Finalmente encuentro la respuesta: Gail Russell, tal y como su aspecto indica, era una mujer extraordinariamente inocente, dulce y tímida. Para superarlo e intentar triunfar como actriz, recurrió abundamente al alcohol, que le hacía superar sus nervios ante las cámaras. La dependencia de alcohol fue la principal causa de que la Paramount decidiese no contar más con ella a partir de 1951, cuando sólo tenía 26 años. Diez años después, el mismo alcoholismo le causaba un mortal ataque al corazón.
Como decía un personaje de Aki Kaurismäki, la vida es desilusión.
9 de julio de 2007
El cine es todavía más grande
Partimos de la base de que ¡Qué grande es el cine!, en sus diez años de duración, emitió los mejores filmes de Welles, Mizoguchi, Ozu, Lang, Rossellini… En cuanto a la selección de títulos, poco habría que objetar, aunque se hubiera podido buscar una mayor coherencia en cuanto al orden en que fueron emitidos. Bergman no apareció hasta el final, el documental fue ignorado y durante algunos meses se insistió con westerns de serie B que poco o nada añadían a Ford, Hawks o Peckinpah. En cuanto a los cines periféricos, tan sólo apareció el asiático, casi siempre de la mano de japoneses consagradísimos (aunque también se hizo un hueco a Imamura y la inolvidable Balada de Narayama); el cine latinoamericano fue ignorado, y ni Torre Nilsson ni el documental político que cambió el género tras la Revolución cubana tuvieron cabida en el espacio de Garci.
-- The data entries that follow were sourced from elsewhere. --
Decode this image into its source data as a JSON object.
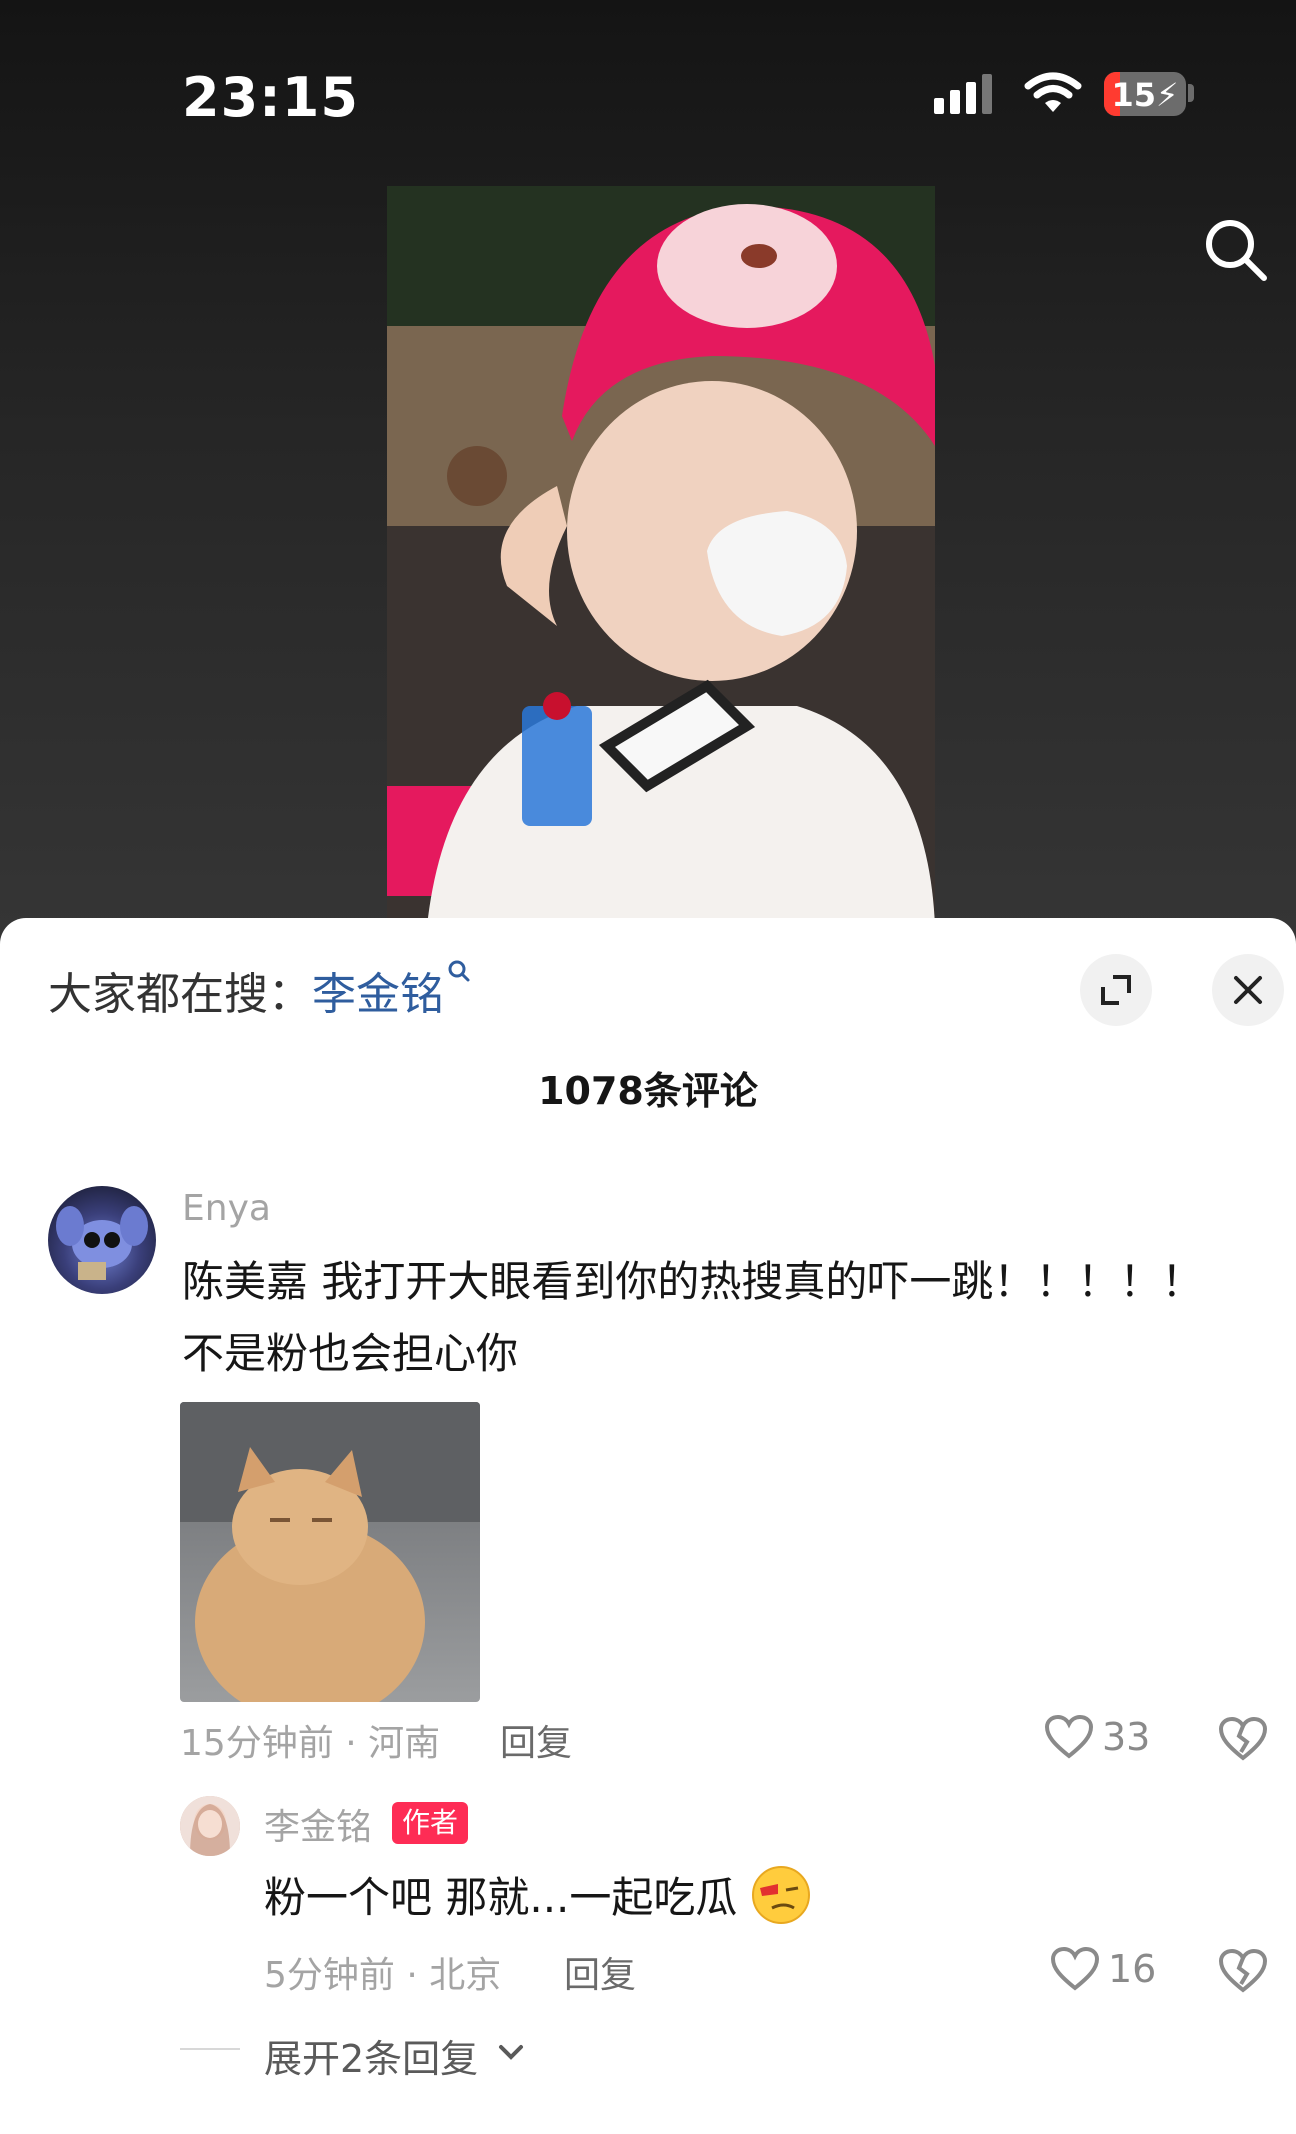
{
  "status_bar": {
    "time": "23:15",
    "battery": "15",
    "icons": [
      "signal-icon",
      "wifi-icon",
      "battery-charging-icon"
    ]
  },
  "header": {
    "search_icon": "search-icon"
  },
  "comments_panel": {
    "hot_search_prefix": "大家都在搜：",
    "hot_search_keyword": "李金铭",
    "comment_count": "1078条评论",
    "icons": [
      "expand-icon",
      "close-icon"
    ]
  },
  "comments": [
    {
      "username": "Enya",
      "text_line1": "陈美嘉 我打开大眼看到你的热搜真的吓一跳！！！！！",
      "text_line2": "不是粉也会担心你",
      "meta": "15分钟前 · 河南",
      "reply_label": "回复",
      "likes": "33"
    }
  ],
  "author_reply": {
    "username": "李金铭",
    "badge": "作者",
    "text": "粉一个吧 那就...一起吃瓜",
    "meta": "5分钟前 · 北京",
    "reply_label": "回复",
    "likes": "16"
  },
  "expand_replies": "展开2条回复",
  "colors": {
    "link_blue": "#2f5d9e",
    "author_badge": "#fe2c55",
    "helmet_pink": "#e5195e"
  }
}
En todo caso, podríamos considerar que como espacio de divulgación del cine clásico más consolidado ¡Qué grande es el cine! cumplió una inestimable labor. Y, sin embargo, también por este flanco cabría atacar. El empeño en emitir copias dobladas de películas como El halcón maltés o Ciudadano Kane, que probablemente son más fáciles de conseguir en versión original subtitulada que en la correspondiente versión española, resultó una pésima decisión. Máxime cuando filmes como La dama de Shanghai y Ladrón de bicicletas, entre otras muchas, siguen contando con un doblaje predemocrático, que desvirtúa buena parte del argumento y hace ver a Orson Welles comentando que mató a alguien “en Trípoli”, cuando en realidad está vanagloriándose de haber matado a “un espía de Franco”, o la vergonzosa y cristianísima voz en off de los últimos segundos del filme de Vittorio de Sica, que en ningún caso existían en el original.
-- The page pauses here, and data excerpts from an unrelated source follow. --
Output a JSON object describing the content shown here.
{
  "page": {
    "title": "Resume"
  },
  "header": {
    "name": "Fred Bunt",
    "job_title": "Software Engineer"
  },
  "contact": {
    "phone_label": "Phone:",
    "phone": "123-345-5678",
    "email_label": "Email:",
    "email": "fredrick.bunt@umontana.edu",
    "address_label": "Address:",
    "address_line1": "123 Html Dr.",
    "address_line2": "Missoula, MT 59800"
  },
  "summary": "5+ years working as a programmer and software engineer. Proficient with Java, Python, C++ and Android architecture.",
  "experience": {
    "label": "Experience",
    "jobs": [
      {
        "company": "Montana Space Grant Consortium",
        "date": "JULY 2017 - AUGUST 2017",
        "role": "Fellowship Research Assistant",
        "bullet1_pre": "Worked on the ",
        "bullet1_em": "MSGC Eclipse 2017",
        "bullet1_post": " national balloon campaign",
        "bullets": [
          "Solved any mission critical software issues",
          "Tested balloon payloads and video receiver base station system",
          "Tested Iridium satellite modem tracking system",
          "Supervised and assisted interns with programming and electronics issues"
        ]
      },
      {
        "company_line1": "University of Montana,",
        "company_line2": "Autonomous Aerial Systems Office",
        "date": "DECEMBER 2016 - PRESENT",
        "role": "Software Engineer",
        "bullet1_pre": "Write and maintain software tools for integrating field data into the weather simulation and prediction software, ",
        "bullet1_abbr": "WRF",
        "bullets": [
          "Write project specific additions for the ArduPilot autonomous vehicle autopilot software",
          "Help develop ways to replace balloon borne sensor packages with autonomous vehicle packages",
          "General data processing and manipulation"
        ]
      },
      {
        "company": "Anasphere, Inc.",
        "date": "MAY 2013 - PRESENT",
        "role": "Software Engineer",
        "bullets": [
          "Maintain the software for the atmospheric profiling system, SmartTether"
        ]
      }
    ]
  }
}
Por último, los contertulios merecen capítulo aparte. La mayoría de ellos, sencillamente, no sabían de cine, y en los últimos años, el plató se llenó de gentes del PP (Juan Antonio Gómez Angulo, Sánchez Dragó, Fernando Rodríguez Lafuente, Pío Cabanillas, Luis Alberto de Cuenca), con los que Garci quiso visualizar sus nuevas lealtades políticas. Jamás vimos, sin embargo, a grandes críticos como Carlos F. Heredero, Alberto Elena o Ángel Fernández Santos. Por suerte, la presencia de Miguel Marías (definido acertadamente por Iván Reguera como “rata de filmoteca implacable, un tipo con ojo, con una memoria acojonante y con un sentido del discurso cinematográfico envidiable”) compensó otros despropósitos y sin duda, fue un privilegio escuchar sus comentarios, llenos de inteligencia y de amor al cine.
5 de julio de 2007
La ausencia de cine
Es probable que en los estrenos de la industria cinematográfica de esta semana no haya absolutamente nada de cine. El equivalente a un libro de Arguiñano, de Quintana o de Vidal es lo que más abunda en las salas comerciales.
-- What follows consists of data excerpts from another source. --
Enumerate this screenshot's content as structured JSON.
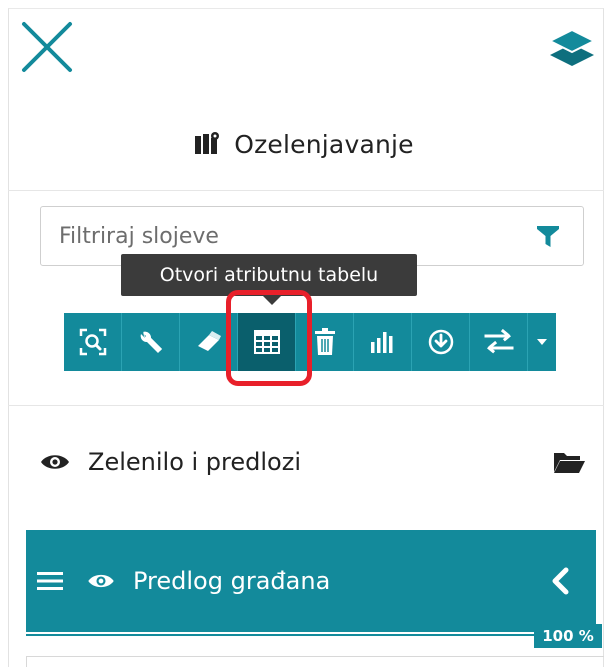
{
  "header": {
    "close_icon": "close-icon",
    "layers_icon": "layers-icon",
    "title": "Ozelenjavanje",
    "title_icon": "map-icon"
  },
  "filter": {
    "placeholder": "Filtriraj slojeve",
    "icon": "filter-icon"
  },
  "tooltip": {
    "text": "Otvori atributnu tabelu"
  },
  "toolbar": {
    "buttons": [
      {
        "icon": "zoom-to-extent-icon"
      },
      {
        "icon": "wrench-icon"
      },
      {
        "icon": "eraser-icon"
      },
      {
        "icon": "table-icon",
        "active": true
      },
      {
        "icon": "trash-icon"
      },
      {
        "icon": "bar-chart-icon"
      },
      {
        "icon": "download-icon"
      },
      {
        "icon": "swap-icon"
      },
      {
        "icon": "caret-down-icon"
      }
    ]
  },
  "group": {
    "label": "Zelenilo i predlozi",
    "eye_icon": "eye-icon",
    "folder_icon": "folder-open-icon"
  },
  "layer": {
    "label": "Predlog građana",
    "menu_icon": "hamburger-icon",
    "eye_icon": "eye-icon",
    "collapse_icon": "chevron-left-icon",
    "opacity_percent": 100,
    "opacity_label": "100 %"
  },
  "colors": {
    "accent": "#138a9b",
    "accent_dark": "#0a5f6c",
    "tooltip_bg": "#3b3b3b",
    "highlight": "#e8202a"
  }
}
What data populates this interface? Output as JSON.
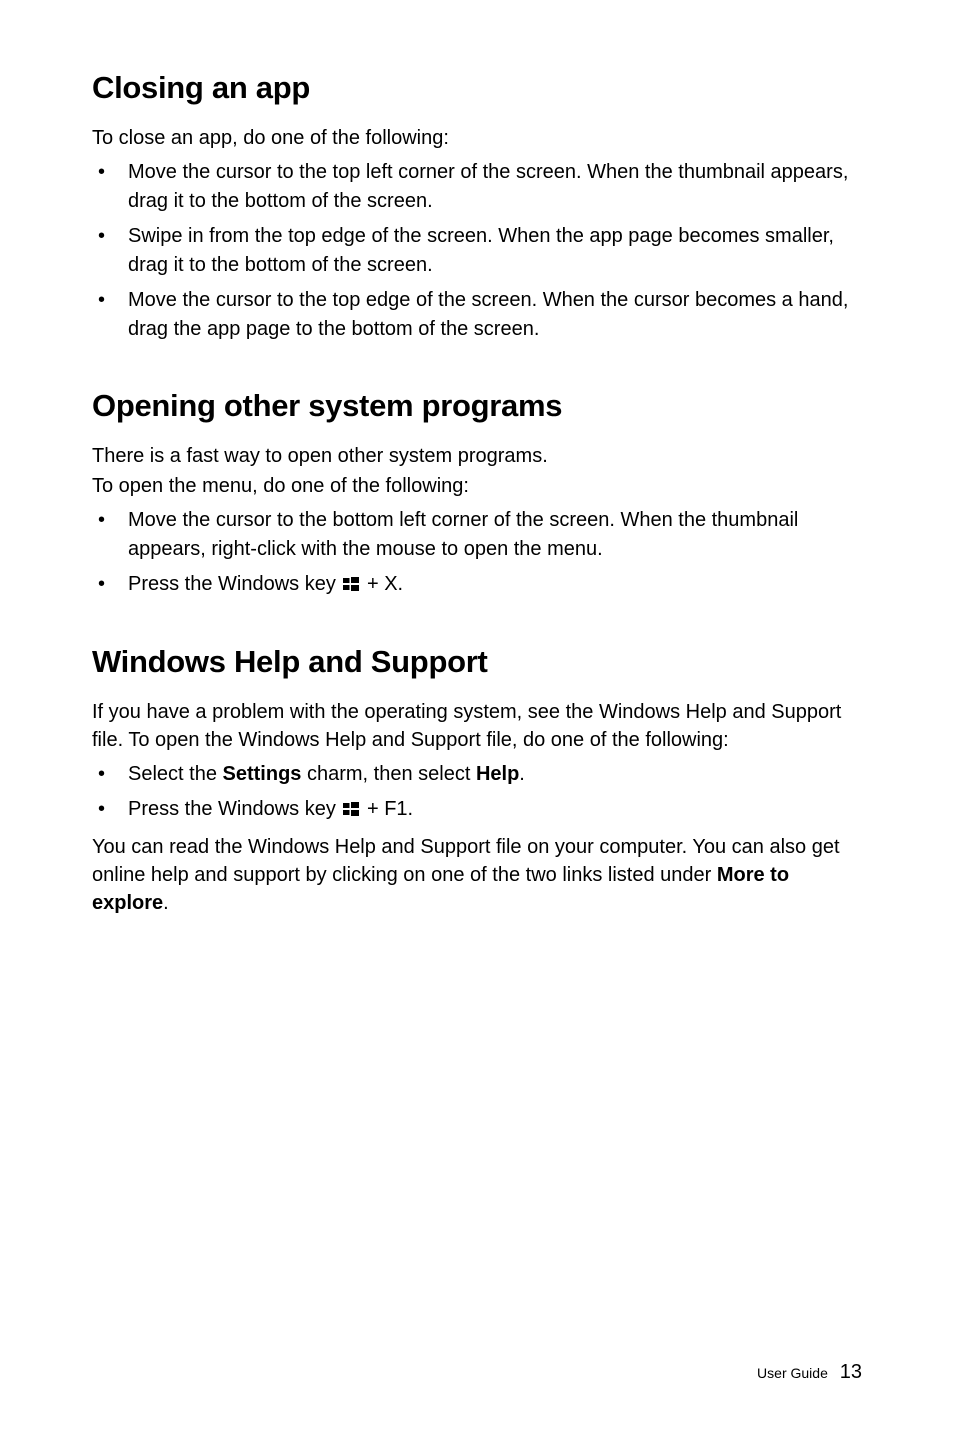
{
  "sections": {
    "closing": {
      "heading": "Closing an app",
      "intro": "To close an app, do one of the following:",
      "bullets": [
        "Move the cursor to the top left corner of the screen. When the thumbnail appears, drag it to the bottom of the screen.",
        "Swipe in from the top edge of the screen. When the app page becomes smaller, drag it to the bottom of the screen.",
        "Move the cursor to the top edge of the screen. When the cursor becomes a hand, drag the app page to the bottom of the screen."
      ]
    },
    "opening": {
      "heading": "Opening other system programs",
      "intro1": "There is a fast way to open other system programs.",
      "intro2": "To open the menu, do one of the following:",
      "bullets": [
        "Move the cursor to the bottom left corner of the screen. When the thumbnail appears, right-click with the mouse to open the menu."
      ],
      "bullet2_pre": "Press the Windows key ",
      "bullet2_post": " + X."
    },
    "help": {
      "heading": "Windows Help and Support",
      "intro": "If you have a problem with the operating system, see the Windows Help and Support file. To open the Windows Help and Support file, do one of the following:",
      "bullet1_pre": "Select the ",
      "bullet1_bold1": "Settings",
      "bullet1_mid": " charm, then select ",
      "bullet1_bold2": "Help",
      "bullet1_post": ".",
      "bullet2_pre": "Press the Windows key ",
      "bullet2_post": " + F1.",
      "after_pre": "You can read the Windows Help and Support file on your computer. You can also get online help and support by clicking on one of the two links listed under ",
      "after_bold": "More to explore",
      "after_post": "."
    }
  },
  "footer": {
    "label": "User Guide",
    "page": "13"
  }
}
Dicho esto, me gustaría hablar de alguien que pasa por ser director de cine, y que no es más que un manufacturador de películas. He tenido recientemente la "oportunidad" de ver Historia de un beso, dirigida por José Luis Garci en 2002, y es un ejemplo excelente de ausencia de cine en una película. Garci intenta construir varios personajes prototípicos de la España de los 40, y ninguno de ellos supera la condición de marioneta tópica, incapaz de declamar más que parrafadas inverosímiles. El peor papel, sin embargo, es el que le toca a Alfredo Landa, que tiene que encarnar nada menos que a un Escritor Clave en la Historia de España. Este Escritor Clave, recién fallecido, es recordado por un sobrino el día de su muerte, un día en el que, curiosamente, nieva entre paisajes verdes de una zona rural.
Otra vez la nieve. Bernardo Atxaga, y tantos otros, son también muy aficionados a utilizar la nieve. Pobre nieve, ahora convertida en símbolo de incompetencia.
A lo largo de la película vemos una inverosímil y fallida historia de amor de Alfredo Landa con una Ana Fernández convertida en una divorciada pintarrajeada, pero inexplicablemente loca de amor por el viejo mito del destape. Y más explicablemente, es Alfredo Landa quien renuncia a la relación, por la diferencia de edad, aunque por su interpretación se diría que la cosa le provoca bastante indiferencia. A su alrededor, un Agustín González haciendo de cura comprensivo con el ateísmo del protagonista -¡en la España de los 40!-, un sobrino extrañamente papanatas ante el legado del protagonista, y homenajes y más homenajes, la película parece toda una retahíla de homenajes al viejo Escritor Clave que se va jubilando poco a poco.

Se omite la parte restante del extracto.